I haven't seen any campaign material come my way yet with the exception of email flyers from the Ludlow campaign. His list of supporters is impressive as his commitment to county independence. He has built quite a following during the Clackistani battles and has earned the right to lead the war against the progressive take-over. I am not sure if a pro-citizen county commission can help the incorporated cities very much, but putting any rock in this wall will surely help the rest. I will be voting for Ludlow.

In Savas' favor is the fact that he has shown a sincere interest in the concerns of the citizens and is the (only?) commissioner willing to meet with citizens in evening sessions when people are off work.
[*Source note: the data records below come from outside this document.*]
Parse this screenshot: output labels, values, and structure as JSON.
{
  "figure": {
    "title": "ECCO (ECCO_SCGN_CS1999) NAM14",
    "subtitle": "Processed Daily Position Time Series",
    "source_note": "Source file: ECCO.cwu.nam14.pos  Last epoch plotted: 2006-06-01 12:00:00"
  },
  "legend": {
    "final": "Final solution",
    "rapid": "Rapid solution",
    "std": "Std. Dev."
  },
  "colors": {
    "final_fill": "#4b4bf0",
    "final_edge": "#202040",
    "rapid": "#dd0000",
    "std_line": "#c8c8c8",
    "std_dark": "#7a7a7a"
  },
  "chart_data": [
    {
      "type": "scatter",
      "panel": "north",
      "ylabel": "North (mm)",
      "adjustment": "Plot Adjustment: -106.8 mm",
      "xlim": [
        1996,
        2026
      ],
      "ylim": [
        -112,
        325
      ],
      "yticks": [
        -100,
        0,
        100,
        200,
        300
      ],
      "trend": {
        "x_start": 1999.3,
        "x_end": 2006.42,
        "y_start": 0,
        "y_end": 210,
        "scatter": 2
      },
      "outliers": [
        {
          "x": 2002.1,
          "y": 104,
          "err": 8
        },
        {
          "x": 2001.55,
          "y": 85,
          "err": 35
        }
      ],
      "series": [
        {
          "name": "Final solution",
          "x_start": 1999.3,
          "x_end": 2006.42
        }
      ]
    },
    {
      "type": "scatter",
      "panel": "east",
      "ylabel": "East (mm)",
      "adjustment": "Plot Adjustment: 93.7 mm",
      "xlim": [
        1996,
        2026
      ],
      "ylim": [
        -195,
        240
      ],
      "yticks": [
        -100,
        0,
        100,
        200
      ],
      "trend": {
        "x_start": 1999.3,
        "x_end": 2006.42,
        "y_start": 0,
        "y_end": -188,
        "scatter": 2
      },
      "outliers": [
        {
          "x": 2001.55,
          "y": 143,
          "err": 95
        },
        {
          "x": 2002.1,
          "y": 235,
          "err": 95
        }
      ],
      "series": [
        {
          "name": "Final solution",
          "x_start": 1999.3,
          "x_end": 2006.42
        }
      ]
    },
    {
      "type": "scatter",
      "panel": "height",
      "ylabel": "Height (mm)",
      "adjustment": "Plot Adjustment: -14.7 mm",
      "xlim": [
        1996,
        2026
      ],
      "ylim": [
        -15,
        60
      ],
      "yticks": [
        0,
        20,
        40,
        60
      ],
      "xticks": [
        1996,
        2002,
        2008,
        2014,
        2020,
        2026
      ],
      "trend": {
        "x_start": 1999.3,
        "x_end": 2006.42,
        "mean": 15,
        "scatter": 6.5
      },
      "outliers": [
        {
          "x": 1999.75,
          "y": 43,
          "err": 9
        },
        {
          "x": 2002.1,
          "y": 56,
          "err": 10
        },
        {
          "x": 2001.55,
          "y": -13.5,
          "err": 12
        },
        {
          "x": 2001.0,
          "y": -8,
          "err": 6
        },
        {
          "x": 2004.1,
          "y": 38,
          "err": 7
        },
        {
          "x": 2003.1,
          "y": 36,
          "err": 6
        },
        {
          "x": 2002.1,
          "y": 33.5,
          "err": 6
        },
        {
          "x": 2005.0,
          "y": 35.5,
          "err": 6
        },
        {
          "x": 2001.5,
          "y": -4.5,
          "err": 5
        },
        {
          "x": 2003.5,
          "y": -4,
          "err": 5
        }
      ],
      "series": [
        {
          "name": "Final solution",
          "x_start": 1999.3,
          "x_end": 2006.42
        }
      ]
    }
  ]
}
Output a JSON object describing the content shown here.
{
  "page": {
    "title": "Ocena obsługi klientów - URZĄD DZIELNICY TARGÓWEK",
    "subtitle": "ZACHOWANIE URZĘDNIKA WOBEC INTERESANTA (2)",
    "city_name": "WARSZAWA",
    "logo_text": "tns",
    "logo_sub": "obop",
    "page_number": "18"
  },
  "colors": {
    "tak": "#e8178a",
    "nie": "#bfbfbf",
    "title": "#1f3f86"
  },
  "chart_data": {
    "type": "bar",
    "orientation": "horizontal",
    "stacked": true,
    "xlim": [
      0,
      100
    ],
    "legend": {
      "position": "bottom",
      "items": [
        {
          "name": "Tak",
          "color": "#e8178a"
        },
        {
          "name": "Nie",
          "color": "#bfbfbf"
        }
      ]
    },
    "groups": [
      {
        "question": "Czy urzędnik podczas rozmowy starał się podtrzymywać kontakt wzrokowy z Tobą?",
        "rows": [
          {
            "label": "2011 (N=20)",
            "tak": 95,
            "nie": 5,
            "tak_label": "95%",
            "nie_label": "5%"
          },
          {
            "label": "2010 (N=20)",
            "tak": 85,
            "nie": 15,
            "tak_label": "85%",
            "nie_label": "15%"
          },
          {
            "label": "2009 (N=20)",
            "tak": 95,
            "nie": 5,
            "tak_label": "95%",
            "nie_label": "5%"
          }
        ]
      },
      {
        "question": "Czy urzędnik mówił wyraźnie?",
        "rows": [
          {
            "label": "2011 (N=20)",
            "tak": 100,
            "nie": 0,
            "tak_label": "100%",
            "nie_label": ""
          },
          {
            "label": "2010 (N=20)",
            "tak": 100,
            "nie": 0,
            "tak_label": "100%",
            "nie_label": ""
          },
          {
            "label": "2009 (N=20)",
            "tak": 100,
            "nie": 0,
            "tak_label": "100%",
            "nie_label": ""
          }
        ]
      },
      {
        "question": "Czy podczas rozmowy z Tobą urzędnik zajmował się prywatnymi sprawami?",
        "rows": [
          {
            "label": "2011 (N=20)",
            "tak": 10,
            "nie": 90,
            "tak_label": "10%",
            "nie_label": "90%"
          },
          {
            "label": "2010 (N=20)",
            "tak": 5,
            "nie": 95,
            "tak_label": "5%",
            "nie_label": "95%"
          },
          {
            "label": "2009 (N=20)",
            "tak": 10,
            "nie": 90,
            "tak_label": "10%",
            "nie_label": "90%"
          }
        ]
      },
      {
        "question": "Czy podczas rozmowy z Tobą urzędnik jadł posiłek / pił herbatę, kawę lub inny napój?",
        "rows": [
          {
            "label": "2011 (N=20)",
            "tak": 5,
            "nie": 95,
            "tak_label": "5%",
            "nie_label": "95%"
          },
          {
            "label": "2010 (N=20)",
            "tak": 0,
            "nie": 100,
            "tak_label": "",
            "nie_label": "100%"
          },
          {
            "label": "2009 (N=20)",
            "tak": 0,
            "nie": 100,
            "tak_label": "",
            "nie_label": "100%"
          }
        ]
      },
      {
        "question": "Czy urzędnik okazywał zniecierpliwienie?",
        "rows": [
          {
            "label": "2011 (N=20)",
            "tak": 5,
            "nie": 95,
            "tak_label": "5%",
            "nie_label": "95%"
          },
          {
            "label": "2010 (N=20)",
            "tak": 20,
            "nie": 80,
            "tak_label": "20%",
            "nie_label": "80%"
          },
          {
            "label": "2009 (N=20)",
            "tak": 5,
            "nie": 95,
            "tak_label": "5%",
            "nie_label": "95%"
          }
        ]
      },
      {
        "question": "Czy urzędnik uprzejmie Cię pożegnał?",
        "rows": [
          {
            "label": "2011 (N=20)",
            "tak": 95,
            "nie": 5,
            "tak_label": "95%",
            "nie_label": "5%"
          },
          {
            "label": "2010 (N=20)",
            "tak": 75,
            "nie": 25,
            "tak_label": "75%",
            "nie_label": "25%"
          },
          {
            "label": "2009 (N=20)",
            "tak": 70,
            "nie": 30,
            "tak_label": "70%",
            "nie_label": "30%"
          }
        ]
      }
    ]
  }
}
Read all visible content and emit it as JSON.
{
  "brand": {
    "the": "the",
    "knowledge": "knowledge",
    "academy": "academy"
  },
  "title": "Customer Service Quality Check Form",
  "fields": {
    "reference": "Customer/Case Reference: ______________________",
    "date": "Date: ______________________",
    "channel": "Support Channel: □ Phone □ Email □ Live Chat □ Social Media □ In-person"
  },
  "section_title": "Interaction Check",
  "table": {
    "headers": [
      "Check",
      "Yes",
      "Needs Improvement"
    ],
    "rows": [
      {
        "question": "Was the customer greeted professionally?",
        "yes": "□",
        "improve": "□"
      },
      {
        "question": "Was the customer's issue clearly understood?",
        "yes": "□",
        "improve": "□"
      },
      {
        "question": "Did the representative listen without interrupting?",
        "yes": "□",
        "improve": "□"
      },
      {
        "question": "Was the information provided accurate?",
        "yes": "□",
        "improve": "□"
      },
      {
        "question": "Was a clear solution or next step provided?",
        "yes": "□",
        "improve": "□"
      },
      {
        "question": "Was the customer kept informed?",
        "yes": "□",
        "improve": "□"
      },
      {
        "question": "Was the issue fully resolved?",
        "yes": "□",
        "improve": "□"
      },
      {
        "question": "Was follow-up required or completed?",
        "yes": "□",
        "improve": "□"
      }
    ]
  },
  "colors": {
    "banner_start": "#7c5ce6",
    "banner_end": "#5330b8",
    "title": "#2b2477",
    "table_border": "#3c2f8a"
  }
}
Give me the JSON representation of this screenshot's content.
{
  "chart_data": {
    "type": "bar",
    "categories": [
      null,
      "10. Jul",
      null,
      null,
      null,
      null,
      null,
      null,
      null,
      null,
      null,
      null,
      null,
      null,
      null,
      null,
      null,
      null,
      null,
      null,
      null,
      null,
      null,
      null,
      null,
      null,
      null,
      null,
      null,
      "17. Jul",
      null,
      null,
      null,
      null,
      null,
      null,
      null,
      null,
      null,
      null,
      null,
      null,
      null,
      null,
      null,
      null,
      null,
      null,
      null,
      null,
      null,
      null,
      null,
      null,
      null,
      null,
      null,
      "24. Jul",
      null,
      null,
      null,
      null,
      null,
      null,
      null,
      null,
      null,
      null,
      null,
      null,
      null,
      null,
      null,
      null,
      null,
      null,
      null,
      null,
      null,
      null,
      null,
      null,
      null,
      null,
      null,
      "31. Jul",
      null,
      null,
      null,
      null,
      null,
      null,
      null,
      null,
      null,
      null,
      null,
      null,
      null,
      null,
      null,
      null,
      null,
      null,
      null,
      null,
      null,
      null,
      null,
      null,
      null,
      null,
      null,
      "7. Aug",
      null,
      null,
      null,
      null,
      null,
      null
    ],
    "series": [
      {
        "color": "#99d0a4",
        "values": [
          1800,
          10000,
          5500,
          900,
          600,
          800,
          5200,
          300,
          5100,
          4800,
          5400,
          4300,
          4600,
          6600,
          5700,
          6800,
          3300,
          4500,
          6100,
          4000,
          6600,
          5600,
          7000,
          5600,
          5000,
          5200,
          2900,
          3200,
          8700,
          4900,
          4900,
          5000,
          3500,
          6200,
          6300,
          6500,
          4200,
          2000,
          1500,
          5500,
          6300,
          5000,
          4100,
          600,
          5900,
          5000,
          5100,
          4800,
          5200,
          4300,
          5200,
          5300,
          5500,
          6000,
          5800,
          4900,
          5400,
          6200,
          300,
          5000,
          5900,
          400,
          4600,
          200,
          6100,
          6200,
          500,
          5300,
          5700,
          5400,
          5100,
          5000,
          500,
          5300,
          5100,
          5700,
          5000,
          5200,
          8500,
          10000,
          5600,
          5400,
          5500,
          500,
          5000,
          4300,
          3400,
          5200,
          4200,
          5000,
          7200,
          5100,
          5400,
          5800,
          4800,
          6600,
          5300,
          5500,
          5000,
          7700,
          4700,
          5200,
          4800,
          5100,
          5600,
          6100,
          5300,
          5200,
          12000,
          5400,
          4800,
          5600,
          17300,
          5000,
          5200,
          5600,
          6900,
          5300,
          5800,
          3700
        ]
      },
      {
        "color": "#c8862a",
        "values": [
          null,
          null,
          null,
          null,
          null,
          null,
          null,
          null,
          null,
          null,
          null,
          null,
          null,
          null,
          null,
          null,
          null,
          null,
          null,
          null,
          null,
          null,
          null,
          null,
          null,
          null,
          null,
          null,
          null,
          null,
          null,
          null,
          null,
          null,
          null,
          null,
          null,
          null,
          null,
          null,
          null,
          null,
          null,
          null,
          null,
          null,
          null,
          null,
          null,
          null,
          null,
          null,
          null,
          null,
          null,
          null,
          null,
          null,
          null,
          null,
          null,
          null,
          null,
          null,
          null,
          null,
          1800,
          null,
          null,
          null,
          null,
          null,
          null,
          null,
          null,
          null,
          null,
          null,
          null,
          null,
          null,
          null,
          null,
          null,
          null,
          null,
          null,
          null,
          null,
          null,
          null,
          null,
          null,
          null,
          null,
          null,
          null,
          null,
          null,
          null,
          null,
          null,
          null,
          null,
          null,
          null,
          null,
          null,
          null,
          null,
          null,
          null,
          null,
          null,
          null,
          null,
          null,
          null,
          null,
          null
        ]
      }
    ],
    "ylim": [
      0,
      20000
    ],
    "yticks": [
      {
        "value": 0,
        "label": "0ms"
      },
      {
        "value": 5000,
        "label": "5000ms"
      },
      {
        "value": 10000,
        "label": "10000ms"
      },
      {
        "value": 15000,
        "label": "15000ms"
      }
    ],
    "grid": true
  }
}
The fact that this commission holds all their business meetings in the daytime when so few people can attend demonstrates their contempt for their constituents. Savas doesn't go far enough in expressing individual ideas and does not seem sufficiently driven for the task ahead.

The Oregonian's endorsement of Paul Savas is a win-win-win for conservatives, free-market capitalism, and liberation from Portland's agenda. Left-leaning journalists always opt for a Republican centrist when they see an unstoppable conservative tide rising. The Oregonian has thrown Hunt&Lehan under the "Bus Project." They worry that John Ludlow could throw the gears of what they see as progress into "full reversal," while opining that Savas would better manage the critical "Clackastani Rebellion" mass the county is rapidly reaching.
The way I see it the Oregonian Editorial Board fully expects either Savas or Ludlow to win the chair position, and are lining up behind the moderate.
Savas has proved himself a credible and capable Republican candidate, and has received some impressive endorsements. But it is my never-to-be-humble opinion that if John Ludow had not entered this race and moved the entire conversation to the right the Oregonian would have found something to like about Hunt&Lehan, and given one of them the endorsement.
There are things to like about both Paul and John. May the best man win, but this endorsement signals that the tide has irrevocably turned for Clackamas County.